Charly Bliss, New York’s gleaming power-pop gem, has been taunting us for years. Since releasing the addictive three-song EP Soft Serve in 2014, the band has toured with Veruca Salt and opened for Sleater-Kinney, and received career-boosting praise from all the usual music media suspects, from Pitchfork and The A.V. Club to The Fader and Stereogum.
But the band’s follow-ups came in single-song fits and starts. “Ruby,” a fuzzy, vulnerable track with a Weezer-worthy guitar solo, came in May 2016, and “Turd” dropped (hehe), fittingly, in November, just after Donald Trump won the presidential election. Listening (and pogoing along) to Charly Bliss for more than 20 minutes without repeating a song was frustratingly impossible.
But on April 21, the band’s debut full-length Guppy arrived. And it is as fun and confessional as a giggle-filled sleepover fueled by gummy candy and whatever swigs of booze could be sneaked out of the parents’ liquor cabinet at 2 a.m. So when Charly Bliss’ singer-guitarist Eva Hendricks answered the phone about a week before the band’s stop in Nashville, I only had one question: “What the hell took you so long?”

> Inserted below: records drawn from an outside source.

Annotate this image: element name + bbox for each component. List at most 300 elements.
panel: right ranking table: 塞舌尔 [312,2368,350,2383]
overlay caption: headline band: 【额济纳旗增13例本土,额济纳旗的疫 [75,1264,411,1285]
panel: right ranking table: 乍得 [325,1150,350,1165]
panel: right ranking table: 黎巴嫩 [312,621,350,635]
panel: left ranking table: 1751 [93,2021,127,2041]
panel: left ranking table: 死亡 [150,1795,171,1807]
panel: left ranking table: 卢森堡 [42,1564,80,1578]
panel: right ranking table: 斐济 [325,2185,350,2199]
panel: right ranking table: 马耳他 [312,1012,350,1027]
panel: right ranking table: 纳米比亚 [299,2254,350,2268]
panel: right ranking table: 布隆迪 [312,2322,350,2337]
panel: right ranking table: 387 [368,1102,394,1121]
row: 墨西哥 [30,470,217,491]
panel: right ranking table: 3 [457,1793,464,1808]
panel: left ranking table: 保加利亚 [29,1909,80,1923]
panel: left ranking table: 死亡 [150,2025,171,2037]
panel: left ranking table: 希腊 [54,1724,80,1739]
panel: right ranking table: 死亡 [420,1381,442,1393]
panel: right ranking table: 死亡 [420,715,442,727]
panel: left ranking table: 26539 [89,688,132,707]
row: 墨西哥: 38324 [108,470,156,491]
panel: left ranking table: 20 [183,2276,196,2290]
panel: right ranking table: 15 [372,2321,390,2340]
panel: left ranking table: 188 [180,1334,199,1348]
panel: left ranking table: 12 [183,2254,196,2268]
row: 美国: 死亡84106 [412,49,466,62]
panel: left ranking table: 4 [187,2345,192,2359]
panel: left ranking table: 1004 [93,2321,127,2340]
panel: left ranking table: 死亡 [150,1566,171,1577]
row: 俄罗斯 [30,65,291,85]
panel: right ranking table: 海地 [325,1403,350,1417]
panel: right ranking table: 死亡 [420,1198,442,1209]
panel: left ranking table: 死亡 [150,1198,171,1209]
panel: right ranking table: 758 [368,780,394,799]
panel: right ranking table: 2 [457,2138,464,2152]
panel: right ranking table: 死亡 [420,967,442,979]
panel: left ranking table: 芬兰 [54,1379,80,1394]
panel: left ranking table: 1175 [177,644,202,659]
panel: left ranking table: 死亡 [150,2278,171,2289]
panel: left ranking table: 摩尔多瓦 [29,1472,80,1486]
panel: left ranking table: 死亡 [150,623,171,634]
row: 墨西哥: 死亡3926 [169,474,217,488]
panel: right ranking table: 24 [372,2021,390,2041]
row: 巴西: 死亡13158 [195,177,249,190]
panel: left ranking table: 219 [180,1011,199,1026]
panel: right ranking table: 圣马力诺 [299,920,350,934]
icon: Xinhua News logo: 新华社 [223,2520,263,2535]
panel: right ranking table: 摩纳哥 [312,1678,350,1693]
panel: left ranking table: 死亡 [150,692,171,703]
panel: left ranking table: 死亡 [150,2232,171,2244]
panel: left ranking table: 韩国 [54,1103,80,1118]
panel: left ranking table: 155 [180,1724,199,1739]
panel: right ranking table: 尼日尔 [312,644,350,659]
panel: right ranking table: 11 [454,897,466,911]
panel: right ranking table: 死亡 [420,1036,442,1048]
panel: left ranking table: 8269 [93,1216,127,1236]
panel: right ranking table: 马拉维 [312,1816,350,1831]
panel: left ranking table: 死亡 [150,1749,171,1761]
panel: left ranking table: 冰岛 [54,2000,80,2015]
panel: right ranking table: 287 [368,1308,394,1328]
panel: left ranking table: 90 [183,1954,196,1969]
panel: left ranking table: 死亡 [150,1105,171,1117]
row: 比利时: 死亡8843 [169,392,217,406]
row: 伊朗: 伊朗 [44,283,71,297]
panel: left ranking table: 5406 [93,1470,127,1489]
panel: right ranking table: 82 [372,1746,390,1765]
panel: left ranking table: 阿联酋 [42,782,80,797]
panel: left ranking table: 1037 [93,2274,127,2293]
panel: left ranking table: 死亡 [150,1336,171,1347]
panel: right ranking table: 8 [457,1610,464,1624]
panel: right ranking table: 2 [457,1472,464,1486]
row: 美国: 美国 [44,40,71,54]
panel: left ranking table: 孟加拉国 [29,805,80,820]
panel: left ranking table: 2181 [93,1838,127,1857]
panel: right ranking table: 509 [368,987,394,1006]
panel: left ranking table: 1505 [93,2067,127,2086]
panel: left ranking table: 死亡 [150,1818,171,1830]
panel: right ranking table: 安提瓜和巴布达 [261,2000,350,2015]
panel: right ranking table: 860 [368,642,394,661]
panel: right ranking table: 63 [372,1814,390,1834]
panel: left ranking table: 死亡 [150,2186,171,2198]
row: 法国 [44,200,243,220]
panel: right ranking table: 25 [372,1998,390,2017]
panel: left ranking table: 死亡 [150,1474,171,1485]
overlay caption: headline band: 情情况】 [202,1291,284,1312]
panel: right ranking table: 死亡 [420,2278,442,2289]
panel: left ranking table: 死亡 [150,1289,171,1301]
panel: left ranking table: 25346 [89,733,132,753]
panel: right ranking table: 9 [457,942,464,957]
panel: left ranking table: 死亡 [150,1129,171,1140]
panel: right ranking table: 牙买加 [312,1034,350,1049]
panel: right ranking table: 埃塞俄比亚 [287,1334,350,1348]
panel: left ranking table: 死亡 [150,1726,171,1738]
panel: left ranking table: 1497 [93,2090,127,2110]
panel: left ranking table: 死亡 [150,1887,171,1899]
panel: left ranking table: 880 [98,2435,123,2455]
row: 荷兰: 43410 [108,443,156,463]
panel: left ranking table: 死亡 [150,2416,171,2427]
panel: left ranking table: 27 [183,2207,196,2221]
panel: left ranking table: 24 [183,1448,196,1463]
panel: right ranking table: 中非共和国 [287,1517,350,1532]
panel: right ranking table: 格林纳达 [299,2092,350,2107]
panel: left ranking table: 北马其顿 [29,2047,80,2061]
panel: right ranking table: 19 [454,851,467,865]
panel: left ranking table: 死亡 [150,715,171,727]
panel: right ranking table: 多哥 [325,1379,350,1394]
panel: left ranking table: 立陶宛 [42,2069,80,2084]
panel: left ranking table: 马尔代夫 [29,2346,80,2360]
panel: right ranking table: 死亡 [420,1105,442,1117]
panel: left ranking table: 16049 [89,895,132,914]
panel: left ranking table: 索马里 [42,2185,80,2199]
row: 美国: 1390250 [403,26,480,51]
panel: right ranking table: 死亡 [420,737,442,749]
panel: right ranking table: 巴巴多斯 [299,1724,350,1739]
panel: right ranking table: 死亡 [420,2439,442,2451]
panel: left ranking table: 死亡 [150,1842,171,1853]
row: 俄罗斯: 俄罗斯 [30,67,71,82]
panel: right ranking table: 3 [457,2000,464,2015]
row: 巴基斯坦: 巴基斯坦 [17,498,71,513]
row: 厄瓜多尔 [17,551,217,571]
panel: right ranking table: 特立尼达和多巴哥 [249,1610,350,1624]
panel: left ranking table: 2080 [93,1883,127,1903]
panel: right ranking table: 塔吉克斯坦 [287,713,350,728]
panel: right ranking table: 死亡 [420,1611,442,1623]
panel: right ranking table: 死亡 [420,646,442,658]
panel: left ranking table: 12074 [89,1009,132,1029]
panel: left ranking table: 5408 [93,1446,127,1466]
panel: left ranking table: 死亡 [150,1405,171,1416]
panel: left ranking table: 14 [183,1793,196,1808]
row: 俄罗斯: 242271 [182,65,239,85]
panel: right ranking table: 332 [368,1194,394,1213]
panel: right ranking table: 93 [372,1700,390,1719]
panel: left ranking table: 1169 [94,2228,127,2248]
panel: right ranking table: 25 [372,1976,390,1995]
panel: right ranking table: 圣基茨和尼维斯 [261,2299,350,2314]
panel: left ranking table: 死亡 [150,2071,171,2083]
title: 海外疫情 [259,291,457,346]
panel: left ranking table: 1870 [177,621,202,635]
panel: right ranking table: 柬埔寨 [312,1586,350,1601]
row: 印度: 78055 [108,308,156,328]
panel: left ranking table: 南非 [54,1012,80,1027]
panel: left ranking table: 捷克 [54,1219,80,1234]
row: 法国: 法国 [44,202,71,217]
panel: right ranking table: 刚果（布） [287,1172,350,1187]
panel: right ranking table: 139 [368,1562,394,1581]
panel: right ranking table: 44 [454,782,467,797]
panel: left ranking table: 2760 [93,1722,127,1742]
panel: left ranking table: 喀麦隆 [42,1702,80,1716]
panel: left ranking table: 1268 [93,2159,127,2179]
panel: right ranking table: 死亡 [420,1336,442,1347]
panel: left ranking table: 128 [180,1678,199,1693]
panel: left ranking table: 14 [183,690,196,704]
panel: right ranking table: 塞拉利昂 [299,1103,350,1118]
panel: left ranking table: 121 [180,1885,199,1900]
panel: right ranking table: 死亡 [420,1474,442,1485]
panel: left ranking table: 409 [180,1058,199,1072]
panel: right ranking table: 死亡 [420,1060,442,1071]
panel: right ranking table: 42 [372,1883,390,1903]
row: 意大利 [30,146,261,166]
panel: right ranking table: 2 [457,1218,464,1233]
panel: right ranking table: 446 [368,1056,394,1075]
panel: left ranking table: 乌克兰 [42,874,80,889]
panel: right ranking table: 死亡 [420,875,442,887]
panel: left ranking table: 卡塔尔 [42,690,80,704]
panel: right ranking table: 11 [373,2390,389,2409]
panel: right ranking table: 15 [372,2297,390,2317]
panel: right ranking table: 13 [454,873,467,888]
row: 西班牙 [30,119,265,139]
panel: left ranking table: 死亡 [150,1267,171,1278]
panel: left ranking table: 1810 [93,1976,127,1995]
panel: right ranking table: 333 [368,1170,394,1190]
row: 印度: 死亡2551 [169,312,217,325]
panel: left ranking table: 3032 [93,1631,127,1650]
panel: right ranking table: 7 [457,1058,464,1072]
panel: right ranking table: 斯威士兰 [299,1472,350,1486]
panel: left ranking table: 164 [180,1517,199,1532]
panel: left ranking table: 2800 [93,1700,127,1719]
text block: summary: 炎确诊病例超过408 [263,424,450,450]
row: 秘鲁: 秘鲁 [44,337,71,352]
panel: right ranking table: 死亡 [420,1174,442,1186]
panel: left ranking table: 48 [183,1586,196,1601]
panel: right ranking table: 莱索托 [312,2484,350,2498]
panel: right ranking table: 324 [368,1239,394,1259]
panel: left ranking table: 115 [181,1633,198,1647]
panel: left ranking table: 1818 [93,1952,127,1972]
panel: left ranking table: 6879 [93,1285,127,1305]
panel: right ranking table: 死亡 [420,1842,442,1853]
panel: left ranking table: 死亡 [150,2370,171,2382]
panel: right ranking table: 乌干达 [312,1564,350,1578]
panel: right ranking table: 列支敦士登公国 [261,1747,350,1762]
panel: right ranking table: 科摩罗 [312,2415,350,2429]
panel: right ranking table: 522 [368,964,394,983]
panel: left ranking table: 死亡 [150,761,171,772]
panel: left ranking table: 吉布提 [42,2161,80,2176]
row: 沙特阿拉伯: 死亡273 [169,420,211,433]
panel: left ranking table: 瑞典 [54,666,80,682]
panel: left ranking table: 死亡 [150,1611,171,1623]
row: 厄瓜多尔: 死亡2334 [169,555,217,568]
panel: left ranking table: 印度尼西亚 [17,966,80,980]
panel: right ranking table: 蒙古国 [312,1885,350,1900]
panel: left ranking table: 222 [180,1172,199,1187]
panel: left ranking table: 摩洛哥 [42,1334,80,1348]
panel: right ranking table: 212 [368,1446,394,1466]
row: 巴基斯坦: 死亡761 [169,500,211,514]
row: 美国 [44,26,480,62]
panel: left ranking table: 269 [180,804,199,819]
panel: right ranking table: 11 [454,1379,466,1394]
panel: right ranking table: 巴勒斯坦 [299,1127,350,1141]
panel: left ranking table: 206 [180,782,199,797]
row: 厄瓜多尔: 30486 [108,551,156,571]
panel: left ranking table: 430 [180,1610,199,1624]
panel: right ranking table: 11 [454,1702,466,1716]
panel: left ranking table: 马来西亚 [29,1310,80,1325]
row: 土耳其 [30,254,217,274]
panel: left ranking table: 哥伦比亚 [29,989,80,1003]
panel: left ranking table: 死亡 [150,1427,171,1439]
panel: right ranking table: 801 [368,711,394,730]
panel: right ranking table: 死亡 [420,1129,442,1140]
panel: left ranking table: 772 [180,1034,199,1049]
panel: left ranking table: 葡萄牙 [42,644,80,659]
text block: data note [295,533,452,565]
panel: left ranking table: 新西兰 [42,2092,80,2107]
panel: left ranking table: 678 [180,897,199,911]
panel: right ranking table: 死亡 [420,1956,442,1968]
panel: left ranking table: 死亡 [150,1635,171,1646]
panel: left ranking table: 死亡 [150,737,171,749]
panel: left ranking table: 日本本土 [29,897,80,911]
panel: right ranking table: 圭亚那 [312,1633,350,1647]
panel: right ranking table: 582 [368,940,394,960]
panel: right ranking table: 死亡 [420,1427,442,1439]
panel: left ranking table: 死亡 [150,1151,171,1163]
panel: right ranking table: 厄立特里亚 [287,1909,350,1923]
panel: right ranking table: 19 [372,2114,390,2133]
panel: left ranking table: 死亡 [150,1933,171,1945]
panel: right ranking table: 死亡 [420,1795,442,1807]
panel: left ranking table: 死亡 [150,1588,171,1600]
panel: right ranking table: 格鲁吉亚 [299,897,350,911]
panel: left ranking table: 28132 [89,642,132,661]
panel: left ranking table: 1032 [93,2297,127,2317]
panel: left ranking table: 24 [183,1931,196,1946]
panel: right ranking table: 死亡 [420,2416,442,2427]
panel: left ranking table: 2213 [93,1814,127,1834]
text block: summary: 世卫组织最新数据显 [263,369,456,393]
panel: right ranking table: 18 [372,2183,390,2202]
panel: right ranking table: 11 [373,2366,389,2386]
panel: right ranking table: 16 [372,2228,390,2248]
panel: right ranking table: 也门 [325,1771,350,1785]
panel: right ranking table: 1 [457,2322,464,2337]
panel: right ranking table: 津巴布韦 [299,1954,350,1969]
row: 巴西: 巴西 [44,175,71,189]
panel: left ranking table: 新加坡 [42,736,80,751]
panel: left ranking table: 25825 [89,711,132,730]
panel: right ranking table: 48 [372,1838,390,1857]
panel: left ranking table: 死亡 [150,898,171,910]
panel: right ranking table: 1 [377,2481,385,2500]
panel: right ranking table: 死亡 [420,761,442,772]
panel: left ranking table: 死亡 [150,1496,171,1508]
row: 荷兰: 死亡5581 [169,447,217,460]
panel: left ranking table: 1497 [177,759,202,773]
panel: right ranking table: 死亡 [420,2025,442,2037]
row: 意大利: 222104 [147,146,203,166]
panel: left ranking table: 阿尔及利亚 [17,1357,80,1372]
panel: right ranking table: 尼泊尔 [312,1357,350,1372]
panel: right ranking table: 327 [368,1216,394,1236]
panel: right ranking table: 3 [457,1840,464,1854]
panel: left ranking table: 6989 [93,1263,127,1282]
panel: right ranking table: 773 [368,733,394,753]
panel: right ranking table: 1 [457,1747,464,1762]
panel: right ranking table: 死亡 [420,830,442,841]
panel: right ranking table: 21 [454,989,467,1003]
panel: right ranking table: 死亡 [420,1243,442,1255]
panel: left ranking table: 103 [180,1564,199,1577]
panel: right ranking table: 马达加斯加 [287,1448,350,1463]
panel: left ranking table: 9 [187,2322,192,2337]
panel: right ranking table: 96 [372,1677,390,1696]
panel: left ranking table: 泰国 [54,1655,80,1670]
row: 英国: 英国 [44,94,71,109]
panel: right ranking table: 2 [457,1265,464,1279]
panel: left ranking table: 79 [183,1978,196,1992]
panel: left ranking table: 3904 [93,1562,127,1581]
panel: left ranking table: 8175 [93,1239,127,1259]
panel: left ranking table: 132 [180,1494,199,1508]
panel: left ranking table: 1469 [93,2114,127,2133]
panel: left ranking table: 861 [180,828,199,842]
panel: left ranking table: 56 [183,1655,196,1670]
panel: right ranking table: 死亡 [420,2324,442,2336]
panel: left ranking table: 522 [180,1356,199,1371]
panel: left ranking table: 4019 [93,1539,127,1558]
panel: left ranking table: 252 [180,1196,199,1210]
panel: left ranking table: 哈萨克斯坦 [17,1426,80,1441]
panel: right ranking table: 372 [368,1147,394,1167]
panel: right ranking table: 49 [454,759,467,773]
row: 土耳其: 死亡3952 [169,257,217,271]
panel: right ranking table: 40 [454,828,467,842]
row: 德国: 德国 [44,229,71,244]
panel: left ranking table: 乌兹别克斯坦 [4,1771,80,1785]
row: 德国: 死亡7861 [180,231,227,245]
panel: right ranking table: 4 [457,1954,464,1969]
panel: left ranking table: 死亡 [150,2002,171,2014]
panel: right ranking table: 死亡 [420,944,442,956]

“Well, we recorded the record twice,” she explains, letting out a little laugh. “That was part of it. We recorded the record for the first time at the beginning of 2015 … around when we really started touring a lot. It helped us realize what type of band we were. We are an indie-rock band for sure, but I think we also realized we’re a pop band.”
So the group ditched its plans to focus strictly on garage rock, and embraced their upbeat offerings. And thank God for that. Guppy, released via Seattle’s Barsuk Records, is one of the best pop records of the year, rightfully drawing comparisons to Veruca Salt, The Rentals, Weezer and other acts whose pop songcraft has proven to age well as decades pass. With Hendricks’ bandmates — Dan Shure, Spencer Fox and her older brother Sam Hendricks — filling the songs with syrupy harmonies and huge, energizing, engulfing hooks, it’s not an album you can put on as background music.
In opening track “Percolator,” Eva Hendricks squeaks like Cristin Milioti’s character from 30 Rock (“I’m a very sexy baby!”), singing: “Don’t you know I aim to please? / I’m everybody’s favorite tease / Put your hand on my knee / That’s what friends are for.” At face value, the song leans toward obnoxiously flirty, but Hendricks winks and shrugs throughout, delivering biting one-liners with an offhand coolness as if to say, “Sure dude, whatever.” Other times, her brutality isn’t as subtle — she kicks off the song “DQ” by admitting that she “laughed when your dog died.” Ouch.
“A lot of people have been saying that the lyrics are really dark, and I agree,” Hendricks says. “I think a lot of the time I’m making fun of myself. I’m presenting this exaggerated version of myself. I’ve been thinking a lot about it since everyone’s been writing, ‘Oh it’s really happy and really dark.’ It’s a funny reflection of my own personality in a way — I come across to people as very bubbly, and I am. But I think I’m both things.”
And the more you listen, the more you start to feel the bite. As fun a ride as it is, Guppy is also packed with years’ worth of hard-learned lessons. I tell Hendricks that especially on songs like “Glitter” and “Totalizer,” she sings as though she’s staring down every single person who’s ever said something shitty to her and telling them to fuck right off. It seems I hit the nail on the head.
“Yes, totally!” she responds. “Growing up, everyone would always say to me like, ‘Oh you can’t be so nice to people,’ or, ‘You can’t act so excited around this boy, he’s going to think you like him.’ Finally I was like, ‘That is so ridiculous!’ It’s my fault for being nice to somebody? C’mon. All of that stuff, I think came through in the record. So many of the lyrics are ‘fuck you.’ It’s just about growing up and experiencing my early 20s and all of the crazy emotional yo-yoing that kind of coincides with that.”